- VCD cover
- Directed by: S. Narayan
- Written by: Ajay Kumar
- Produced by: Bhagyavathi
- Starring: Ramkumar Shruti Charan Raj Doddanna
- Cinematography: R. Giri
- Edited by: P. R. Soundar Raj
- Music by: Rajesh Ramanath
- Production company: Shanthala Pictures
- Release date: 29 March 1996;
- Running time: 163 minutes
- Country: India
- Language: Kannada

= Thavarina Thottilu =

Thavarina Thottilu is a 1996 Indian Kannada-language drama film directed by S. Narayan and written by Ajay Kumar. The film cast includes Ramkumar, Charan Raj and Shruti. The film was produced by Narayan's home production while the original score and soundtrack were composed by Rajesh Ramanath. The film was remade in Tamil as Annan Thangachi directed by actor Charanraj who reprised his role along with Shruti.

==Cast==
- Ramkumar as Bhaskara
- Shruti as Saraswathi
- Charan Raj as Bettappa
- Kavana as Yashoda
- Srinivasa Murthy as Bettappa and Saraswathi's father
- Padma Vasanthi as Bettappa and Saraswathi's mother
- Doddanna as Thimmayya, Bhaskara's father
- B. Jayamma as Parvathi, Bhaskara's mother
- Ashalatha as Yashoda's mother
- Rajanand as Javarappa
- Dr Suresh Sharma as Pachchalingayya aka Pachchai
- Gowtham
- Baby Mamasa
- Baby Pooja
- Ma Rakesh
- Ma Ankith

== Production ==
The film was shot in Karighatta.

==Soundtrack==
The music of the film was composed by Rajesh Ramanath and lyrics written by S. Narayan.

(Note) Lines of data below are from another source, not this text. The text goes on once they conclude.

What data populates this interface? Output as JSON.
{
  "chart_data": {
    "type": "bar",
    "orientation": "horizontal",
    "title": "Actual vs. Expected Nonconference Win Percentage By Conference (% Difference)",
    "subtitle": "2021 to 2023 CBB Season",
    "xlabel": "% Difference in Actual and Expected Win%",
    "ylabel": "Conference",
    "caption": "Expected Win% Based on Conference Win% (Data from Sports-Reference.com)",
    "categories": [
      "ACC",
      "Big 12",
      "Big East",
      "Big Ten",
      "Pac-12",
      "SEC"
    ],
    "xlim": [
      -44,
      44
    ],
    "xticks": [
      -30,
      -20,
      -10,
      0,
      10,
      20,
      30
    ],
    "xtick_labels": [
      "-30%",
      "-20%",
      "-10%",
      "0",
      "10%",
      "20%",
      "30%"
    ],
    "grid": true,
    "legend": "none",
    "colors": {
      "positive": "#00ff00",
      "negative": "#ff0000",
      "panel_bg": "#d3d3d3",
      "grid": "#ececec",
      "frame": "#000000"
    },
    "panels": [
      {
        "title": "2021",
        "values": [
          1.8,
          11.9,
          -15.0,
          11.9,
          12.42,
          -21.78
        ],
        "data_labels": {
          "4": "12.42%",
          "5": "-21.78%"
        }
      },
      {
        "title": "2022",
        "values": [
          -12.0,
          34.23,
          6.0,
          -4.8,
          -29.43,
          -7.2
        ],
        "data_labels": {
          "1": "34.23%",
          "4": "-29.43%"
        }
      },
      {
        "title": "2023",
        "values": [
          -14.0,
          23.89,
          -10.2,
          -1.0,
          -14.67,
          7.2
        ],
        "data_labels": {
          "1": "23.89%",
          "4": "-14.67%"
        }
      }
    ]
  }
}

| No. | Title | Lyrics | Singer(s) | Length |
|---|---|---|---|---|
| 1. | "O Kusumave" | S. Narayan | Rajesh Krishnan, K. S. Chithra |  |
| 2. | "Arishina Kuttiravva" | S. Narayan | S. P. Balasubrahmanyam, Gururaj Hoskote |  |
| 3. | "Malenadina Minchina Balli" | S. Narayan | S. P. Balasubrahmanyam, K. S. Chithra |  |
| 4. | "O Bombeye Dalimbeye" | S. Narayan | S. P. Balasubrahmanyam, K. S. Chithra |  |
| 5. | "Brahma Bareda Haaleyalli" | S. Narayan | S. P. Balasubrahmanyam |  |
| 6. | "Baaradu Barabaaradu" | S. Narayan | Gururaj Hoskote |  |

== Reception ==
The film ran for a hundred days and Dr. Rajkumar felicitated the event. South First listed this film amongst the five best films of Shruti.